My fingers remember what nine more years of that gentle curl, that carefully suspended wrist, felt like. There are things I never learned: how to use the pedals appropriately. How to read music fluently (this particular problem is not uncommon among Suzuki-trained children, apparently, which makes sense: I was trained to play by ear first, and I never made the transition). How to improvise anything. There are things I learned all too well: how to mark a recital's or a competition's date on my calendar and watch it coming closer and closer, until the moment when I had no choice but to start practicing regularly if I didn't want to look very silly. I never wanted to look silly.

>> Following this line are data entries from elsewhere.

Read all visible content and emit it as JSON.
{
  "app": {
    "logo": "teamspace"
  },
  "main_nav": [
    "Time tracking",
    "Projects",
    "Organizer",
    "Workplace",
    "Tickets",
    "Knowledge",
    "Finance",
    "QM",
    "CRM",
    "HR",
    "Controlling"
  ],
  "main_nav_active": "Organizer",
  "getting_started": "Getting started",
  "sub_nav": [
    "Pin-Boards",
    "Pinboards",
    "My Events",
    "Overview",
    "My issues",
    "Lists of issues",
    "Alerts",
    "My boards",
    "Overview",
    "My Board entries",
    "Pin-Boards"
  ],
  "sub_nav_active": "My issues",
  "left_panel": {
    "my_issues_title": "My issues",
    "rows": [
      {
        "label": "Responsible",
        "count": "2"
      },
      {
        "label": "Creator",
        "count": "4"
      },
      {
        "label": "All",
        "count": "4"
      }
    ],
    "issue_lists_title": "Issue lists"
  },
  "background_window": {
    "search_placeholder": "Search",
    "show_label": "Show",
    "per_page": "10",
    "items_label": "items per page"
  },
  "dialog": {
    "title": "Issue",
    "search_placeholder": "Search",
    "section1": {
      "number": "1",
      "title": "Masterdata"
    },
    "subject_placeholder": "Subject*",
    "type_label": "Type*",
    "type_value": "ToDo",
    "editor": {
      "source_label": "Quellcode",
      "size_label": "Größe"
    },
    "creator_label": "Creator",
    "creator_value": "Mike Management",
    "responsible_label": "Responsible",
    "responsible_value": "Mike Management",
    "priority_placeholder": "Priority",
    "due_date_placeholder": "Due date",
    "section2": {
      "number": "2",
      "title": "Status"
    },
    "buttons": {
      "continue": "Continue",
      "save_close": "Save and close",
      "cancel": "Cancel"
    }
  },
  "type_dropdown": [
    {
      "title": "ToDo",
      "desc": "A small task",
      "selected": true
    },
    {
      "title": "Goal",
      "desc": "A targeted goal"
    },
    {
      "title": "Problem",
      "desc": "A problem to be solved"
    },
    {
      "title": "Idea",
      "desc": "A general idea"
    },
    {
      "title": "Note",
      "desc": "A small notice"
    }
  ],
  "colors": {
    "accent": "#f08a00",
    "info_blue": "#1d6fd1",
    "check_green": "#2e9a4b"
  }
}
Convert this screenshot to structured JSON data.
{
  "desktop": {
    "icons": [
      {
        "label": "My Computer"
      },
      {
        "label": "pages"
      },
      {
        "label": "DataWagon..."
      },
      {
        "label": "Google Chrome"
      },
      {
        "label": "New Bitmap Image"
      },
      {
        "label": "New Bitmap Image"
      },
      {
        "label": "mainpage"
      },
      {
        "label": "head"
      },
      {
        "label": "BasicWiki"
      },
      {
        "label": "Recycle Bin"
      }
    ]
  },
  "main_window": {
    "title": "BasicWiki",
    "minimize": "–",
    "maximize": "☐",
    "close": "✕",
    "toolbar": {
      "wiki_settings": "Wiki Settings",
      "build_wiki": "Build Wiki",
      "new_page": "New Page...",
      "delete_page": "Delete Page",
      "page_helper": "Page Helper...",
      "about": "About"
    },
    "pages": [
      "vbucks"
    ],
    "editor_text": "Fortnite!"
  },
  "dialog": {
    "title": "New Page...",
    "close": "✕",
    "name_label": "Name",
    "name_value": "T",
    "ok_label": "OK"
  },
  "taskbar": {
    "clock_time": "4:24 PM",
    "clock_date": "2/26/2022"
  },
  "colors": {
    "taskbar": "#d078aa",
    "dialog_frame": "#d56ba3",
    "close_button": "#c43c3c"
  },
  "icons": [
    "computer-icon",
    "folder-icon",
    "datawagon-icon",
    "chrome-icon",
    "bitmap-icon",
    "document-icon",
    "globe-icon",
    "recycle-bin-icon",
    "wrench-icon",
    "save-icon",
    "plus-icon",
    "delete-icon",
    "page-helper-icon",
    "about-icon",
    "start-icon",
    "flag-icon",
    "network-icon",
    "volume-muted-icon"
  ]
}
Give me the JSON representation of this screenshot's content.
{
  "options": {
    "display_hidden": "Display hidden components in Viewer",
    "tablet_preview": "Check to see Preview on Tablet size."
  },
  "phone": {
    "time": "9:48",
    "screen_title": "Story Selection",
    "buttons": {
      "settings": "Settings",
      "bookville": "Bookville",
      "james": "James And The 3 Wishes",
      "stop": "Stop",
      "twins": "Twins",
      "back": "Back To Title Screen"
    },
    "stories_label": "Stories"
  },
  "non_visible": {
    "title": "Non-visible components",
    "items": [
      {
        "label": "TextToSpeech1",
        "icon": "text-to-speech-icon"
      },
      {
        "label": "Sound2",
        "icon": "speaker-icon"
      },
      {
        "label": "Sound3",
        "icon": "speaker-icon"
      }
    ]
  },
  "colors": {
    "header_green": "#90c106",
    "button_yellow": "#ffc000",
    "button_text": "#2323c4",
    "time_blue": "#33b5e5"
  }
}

I remember walking through a parking lot with my parents after a recital. I must have been about five. Each of them held one of my hands. On counts of three, they lofted my little self off the ground. The sky was grey.

I remember those strange, omnipresent sawblade spirograph symbols that were the Suzuki trademark. I remember getting to spend years and years in wonderfully close company with my mother: she drove me to every lesson; she sat with my teacher and me during every lesson for many years; she sat in a chair beside my piano bench while I practiced for many years. Sometimes she sat at her long quilt frame, and we worked together, she at her fabric and I at my fingering.

I know things now--about myself, about how my brain and body work, about the number of disparate pursuits I can keep going at one time, about patience, about motivations that are worthy and motivations that are not, about how to express and clarify desires--that I did not know in those long-ago years. I know about cognition, and I know about choice. I know how to do things for myself, how to want to excel for the sheer joy and gorgeous discipline of the thing, not for a ribbon or a certificate or a medal or a sticker.

I know about apprehension and worry. I also know about hope and eagerness.

How much difference that space of 27 years makes--and yet how little.